Parameterization-Driven Uncertainties in Single-Forcing, Single-Model Wave Climate Projections from a CMIP6-Derived Dynamic Ensemble

Abstract

This study is focused on the impact of different parameterizations in the state-of-the art wave model WAVEWATCH3 (WW3) in describing the present climate and future wave climate projections. We have used a Coupled Model Intercomparison Project Phase 6 (CMIP6)-derived single-wind forcing (from EC-EARTH) to produce a dynamic wind-wave climate ensemble for its historic (1995–2014) and future (2081–2100) periods. We discuss the uncertainty due to the wave model (intra-model uncertainty) in simulating the present and future wave climate.
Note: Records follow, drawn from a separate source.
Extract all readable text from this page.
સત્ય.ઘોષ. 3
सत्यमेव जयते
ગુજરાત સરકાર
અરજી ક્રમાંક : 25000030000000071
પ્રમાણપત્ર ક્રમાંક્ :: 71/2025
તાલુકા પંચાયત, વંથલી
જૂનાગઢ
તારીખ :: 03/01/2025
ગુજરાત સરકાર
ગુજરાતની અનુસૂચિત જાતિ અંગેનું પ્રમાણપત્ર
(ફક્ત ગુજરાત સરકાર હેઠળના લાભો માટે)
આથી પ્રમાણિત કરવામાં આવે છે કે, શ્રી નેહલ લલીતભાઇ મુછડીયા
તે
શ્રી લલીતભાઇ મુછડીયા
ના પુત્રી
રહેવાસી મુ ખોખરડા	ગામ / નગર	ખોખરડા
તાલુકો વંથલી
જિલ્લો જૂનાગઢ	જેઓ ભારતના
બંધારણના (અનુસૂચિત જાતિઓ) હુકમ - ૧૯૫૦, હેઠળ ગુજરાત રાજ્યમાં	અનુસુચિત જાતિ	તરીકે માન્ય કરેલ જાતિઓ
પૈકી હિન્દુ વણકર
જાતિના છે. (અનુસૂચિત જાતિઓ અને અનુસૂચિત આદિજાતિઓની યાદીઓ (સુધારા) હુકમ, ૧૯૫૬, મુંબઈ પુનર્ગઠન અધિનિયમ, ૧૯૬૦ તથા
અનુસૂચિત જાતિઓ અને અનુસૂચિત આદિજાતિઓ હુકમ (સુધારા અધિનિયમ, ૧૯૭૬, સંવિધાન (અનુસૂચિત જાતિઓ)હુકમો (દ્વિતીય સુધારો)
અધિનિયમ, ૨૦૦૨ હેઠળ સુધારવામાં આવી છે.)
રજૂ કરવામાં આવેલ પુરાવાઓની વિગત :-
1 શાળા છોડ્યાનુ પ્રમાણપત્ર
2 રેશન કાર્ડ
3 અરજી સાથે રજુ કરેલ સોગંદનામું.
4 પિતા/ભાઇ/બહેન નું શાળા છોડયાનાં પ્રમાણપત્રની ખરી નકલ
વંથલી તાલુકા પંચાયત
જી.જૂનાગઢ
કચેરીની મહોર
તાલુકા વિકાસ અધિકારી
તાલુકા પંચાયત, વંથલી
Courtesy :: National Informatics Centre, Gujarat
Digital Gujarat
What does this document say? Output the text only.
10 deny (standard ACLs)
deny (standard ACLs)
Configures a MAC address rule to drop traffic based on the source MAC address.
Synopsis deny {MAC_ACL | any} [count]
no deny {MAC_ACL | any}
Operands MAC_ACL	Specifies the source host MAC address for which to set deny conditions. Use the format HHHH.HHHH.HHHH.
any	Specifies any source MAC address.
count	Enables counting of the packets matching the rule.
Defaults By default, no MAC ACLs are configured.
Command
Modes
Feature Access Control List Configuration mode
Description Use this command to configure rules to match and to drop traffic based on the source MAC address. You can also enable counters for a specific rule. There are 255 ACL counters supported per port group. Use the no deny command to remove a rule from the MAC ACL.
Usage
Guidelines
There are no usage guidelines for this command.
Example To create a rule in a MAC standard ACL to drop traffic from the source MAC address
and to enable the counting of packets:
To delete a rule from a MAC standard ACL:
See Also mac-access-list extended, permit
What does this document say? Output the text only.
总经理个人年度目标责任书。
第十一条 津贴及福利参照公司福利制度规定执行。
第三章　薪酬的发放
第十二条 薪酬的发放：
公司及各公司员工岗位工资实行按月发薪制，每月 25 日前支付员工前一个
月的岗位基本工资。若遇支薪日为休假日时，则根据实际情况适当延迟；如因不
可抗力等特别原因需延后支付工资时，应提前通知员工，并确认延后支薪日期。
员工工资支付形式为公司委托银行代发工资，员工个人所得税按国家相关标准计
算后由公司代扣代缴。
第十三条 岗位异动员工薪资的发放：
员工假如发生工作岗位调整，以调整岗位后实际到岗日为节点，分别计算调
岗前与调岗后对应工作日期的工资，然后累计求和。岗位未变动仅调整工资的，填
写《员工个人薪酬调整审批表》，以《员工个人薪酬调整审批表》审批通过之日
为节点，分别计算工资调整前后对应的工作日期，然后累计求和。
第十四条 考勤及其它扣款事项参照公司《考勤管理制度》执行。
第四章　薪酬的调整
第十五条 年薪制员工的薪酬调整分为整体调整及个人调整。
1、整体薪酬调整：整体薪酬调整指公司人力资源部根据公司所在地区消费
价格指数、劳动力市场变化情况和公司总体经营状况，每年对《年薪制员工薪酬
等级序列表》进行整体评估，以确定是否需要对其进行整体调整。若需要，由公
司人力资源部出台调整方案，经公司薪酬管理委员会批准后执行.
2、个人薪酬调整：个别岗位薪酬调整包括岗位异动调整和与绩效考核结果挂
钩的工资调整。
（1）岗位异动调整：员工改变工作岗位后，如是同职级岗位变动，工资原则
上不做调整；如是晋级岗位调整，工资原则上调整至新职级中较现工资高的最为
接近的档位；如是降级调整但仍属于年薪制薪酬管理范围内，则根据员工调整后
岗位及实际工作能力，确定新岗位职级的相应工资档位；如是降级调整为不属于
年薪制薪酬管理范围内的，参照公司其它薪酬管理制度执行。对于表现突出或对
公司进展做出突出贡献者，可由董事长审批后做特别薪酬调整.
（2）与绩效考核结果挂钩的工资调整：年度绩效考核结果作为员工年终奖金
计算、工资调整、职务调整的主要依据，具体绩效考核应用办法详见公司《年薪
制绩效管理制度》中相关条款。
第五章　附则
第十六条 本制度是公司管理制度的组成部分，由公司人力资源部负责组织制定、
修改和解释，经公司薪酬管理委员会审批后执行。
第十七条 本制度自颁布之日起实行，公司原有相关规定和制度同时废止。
The historical wave climate runs were compared against the ERA5 reanalysis and found to be in good agreement for the significant wave height. This gives a good degree of confidence to investigate the intra-model uncertainty in WW3 using the available physics packages such as ST2, ST3, ST4, and ST6. In general, for the historic period, ST3 and ST4 physics packages perform better in the tropics whereas ST6 performs better in the extratropics, based on M-Score performance assessment. The study also reveals that the extratropical South Indian Ocean and tropical eastern South Pacific areas exhibit a larger amount of uncertainty, mainly induced by the ST2 physics package. The results of this study shed new light on the impacts associated with the use of multiple physics parameterizations in wave climate ensembles, an issue that has not received the necessary attention in scientific literature.